Tidak hanya berupa benda
yang disodorkan manusia untuk berdamai dengan ketidakpastian dalam bentuk
dewa-dewi atau sosok lain pembawa petaka dan bencana itu. Manusia mencoba
melakukan reintepretasi sikap dan periaku yang mungkin diharapkan para
dewa-dewi pembawa petaka itu atas manusia. Maka manusia mengembangkan
“norma-norma”, aturan, seperangkat tata niai-perilaku serta ritual agar
dewa-dewi pembawa petaka itu tidak murka. Timbullah tidak boleh kencing
disembarang tempat, menjaga lokasi-lokasi/pohon, batu, dsb agar tetap utuh asri
dan terjaga. Mengembangkan upacara-upara secara rutin, dll.
Disamping dewa-dewi
pembawa bencana dan petaka, manusia menandai adanya kejadian yang serba
kebetulan bagus. Misalnya saja panen yang melimpah, hewan buruan dan ikan yang
amat mudah diperoleh, suasana yang aman dan tenang tanpa bencana alam. Kepada
siapa manusia akan “menghormat” atas kebahagiaan yang diperoleh itu? Lagi
manusia melakukan personifikasi atas materi-materi dan kondisi alam semesta
yang membawa kebahagiaan dan keuntungan itu. Maka ada dewa-dewi suci pemberi
kesejahteraan. Misalnya saja Dewi Sri (di Jawa) atau Dewi Kuan In (di Cina).
Kepada mereka manusia juga menghaturkan sesaji dan kurban, serta norma
perialaku dalam bentuk ritual-ritual yang mungkin diharapkan para dewa-dewi
tersebut.
Dewa/dewi pencaga petaka
dan dewa/dewi pembawa berkah, oleh manusia tidak saling dipertentangkan. Kedua
dianggap ada di dalam alam semesta. Jika panen melimpah tidak berarti dewa/dewi
pembawa petaka kalah. Begitu pula bila terjadi paceklik tidak berarti dewa/dewi
pembawa berkah terkalahkan. Kedua materi alam itu adalah berimbang, saling
mengisi dalam peran masing-masing seiring pergulatan waktu, kondisi, dan peristiwa.
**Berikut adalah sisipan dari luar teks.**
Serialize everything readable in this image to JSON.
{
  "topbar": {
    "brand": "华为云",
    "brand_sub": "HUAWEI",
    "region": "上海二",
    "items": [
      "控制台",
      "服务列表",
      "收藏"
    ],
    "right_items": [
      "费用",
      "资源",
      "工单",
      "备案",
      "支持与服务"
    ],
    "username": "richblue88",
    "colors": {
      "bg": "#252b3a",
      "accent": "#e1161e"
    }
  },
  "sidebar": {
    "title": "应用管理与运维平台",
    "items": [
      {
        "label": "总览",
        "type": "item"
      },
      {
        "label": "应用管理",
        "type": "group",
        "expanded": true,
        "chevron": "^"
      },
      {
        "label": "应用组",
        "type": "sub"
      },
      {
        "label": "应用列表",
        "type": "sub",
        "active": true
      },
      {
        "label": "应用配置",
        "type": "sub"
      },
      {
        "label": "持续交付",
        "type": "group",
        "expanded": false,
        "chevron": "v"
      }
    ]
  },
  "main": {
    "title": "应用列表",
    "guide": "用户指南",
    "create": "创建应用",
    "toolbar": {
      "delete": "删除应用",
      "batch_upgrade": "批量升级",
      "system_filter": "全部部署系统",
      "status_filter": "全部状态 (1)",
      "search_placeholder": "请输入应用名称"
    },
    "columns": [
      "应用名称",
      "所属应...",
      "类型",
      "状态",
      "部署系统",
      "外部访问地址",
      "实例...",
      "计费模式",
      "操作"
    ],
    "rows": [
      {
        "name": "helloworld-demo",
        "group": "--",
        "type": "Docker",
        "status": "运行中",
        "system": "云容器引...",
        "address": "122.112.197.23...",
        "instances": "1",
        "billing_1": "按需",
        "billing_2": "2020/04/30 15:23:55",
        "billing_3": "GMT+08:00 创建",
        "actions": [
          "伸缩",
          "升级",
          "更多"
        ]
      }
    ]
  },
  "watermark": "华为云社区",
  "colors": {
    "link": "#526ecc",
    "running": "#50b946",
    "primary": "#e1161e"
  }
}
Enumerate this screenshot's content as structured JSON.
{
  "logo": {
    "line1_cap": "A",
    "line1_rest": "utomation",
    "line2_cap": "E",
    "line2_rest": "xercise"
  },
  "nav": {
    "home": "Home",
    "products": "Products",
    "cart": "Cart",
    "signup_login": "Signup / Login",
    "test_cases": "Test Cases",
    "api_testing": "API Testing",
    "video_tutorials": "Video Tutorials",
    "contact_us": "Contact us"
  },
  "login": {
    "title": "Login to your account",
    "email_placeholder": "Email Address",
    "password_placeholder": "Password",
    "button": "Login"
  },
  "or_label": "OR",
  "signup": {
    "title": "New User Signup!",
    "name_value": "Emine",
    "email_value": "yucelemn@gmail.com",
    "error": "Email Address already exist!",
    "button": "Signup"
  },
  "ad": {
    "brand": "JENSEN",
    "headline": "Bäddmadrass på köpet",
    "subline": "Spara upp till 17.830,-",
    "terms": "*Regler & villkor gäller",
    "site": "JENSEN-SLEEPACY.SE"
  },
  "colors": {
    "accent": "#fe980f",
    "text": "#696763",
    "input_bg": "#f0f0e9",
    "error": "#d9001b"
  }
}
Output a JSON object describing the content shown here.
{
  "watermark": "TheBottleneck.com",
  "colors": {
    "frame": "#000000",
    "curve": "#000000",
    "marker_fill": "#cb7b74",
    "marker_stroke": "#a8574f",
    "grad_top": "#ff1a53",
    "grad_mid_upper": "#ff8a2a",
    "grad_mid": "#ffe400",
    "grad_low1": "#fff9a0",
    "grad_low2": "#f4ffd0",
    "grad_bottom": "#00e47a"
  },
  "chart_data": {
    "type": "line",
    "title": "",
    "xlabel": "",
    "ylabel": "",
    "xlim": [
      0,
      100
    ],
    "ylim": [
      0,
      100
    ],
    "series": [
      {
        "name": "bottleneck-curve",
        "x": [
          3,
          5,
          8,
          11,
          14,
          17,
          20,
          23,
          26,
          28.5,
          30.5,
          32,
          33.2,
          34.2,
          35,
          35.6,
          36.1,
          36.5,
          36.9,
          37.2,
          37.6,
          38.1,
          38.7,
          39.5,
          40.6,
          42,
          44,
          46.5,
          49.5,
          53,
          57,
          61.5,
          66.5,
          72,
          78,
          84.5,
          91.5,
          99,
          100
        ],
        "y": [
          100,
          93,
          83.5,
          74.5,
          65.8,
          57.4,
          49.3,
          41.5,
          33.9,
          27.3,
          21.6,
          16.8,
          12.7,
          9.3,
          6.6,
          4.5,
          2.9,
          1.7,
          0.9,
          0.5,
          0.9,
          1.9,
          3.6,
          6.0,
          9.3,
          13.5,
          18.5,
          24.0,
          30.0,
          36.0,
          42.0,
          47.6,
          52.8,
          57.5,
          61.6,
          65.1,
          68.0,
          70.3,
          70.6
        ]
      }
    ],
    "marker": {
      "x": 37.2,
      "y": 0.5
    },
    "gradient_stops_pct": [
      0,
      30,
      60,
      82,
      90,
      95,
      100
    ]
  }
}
Manusia bertugas menyeimbangkannya, sebagaimana manusia meinginkan kondisi yang
seimbang dan harmonis antara petaka, bencana, kebahagiaan, dan kesejahteraan.
Manusialah yang berperan penting atas apa yang dia harapkan melalui
ritual-ritual yang harus dilakukan kepada kedua sifat dewa/dewi itu.
Kepada dua jenis materi
dan kondisi alam yang dipersonifikasi oleh manusia sebagai dewa-dewi pembawa
petaka dan dewa-dewi pembawa kebahagiaan dan kesejahteraan itu, manusia
mempersepsikannya sebagai Yang Maha, maha pemurah, maha kejam, maha penjaga,
maha pengaman, dll....yang diberi sifat “keilahian”. Kepada Yang Ilahi hasil
personifikasi manusia atas alam semesta itu, manusia menggantungkan harapan
atas perjalanan hidupnya, kebahagiaannya, keberuntungannya, rasa aman
sosialnya, kehidupan ekonominya, kehidupan sosial kemasyarakatannya, dll.
Dengan kata lain, secara logika, manusia berdamai dengan ketidakpastian dan
kebetulan yang ada pada dirinya sendiri.
Mencermati perkembangan
historisitas hidup manusia mensikapi alam semesta beserta kondisi kebetulan dan
ketidakpastian itu, memperlihatkan dengan sangat jelas bahwa manusia sangat
sadar dia merupakan alam semesta (mikro-kosmos/jagad cilik) dan bagian dari
alam semesta yang lebih luas (makro-kosmos/jagad gedhe). Melalui kemampuan
otak-pengetahuan yang dimilikinya, manusia mengembangkan mekanisme adaptasi
yang luar biasa terhadap ketidakpastian dan segala kebetulan di dalam proses
kehidupannya. Semua relasi-relasi itu jelas tergambar secara logis dan tidak
dimulai dari cerita mitos atau legenda. Mitos dan legenda muncul kemudian
setelah manusia mengkreasi adanya dewa/dewi. Mitos sengaja dirancang oleh sang
kreator (manusia) untuk mengukuhkan dan menguatkan sifat keilahian dewa/dewi
kreasinya.
Adaptasi tersebut
menyangkut dua ranah baik segi fisik maupun psikologis. Berdampak pada fisik
karena manusia menjadi lebih sehat, mampu memanage ketersediaan makanan, mampu
menciptakan ruang berteduh dari cuaca alam, menciptakan api untuk kehangatan,
dll. Berdampak pada segi psikologis karena merasa menjadi bersahabat dan
dilindungi oleh dewa/dewi, merasa tenang, memiliki pelindung yang kepadanya dia
bisa berharap/minta tolong, merasa sejahtera, dsb.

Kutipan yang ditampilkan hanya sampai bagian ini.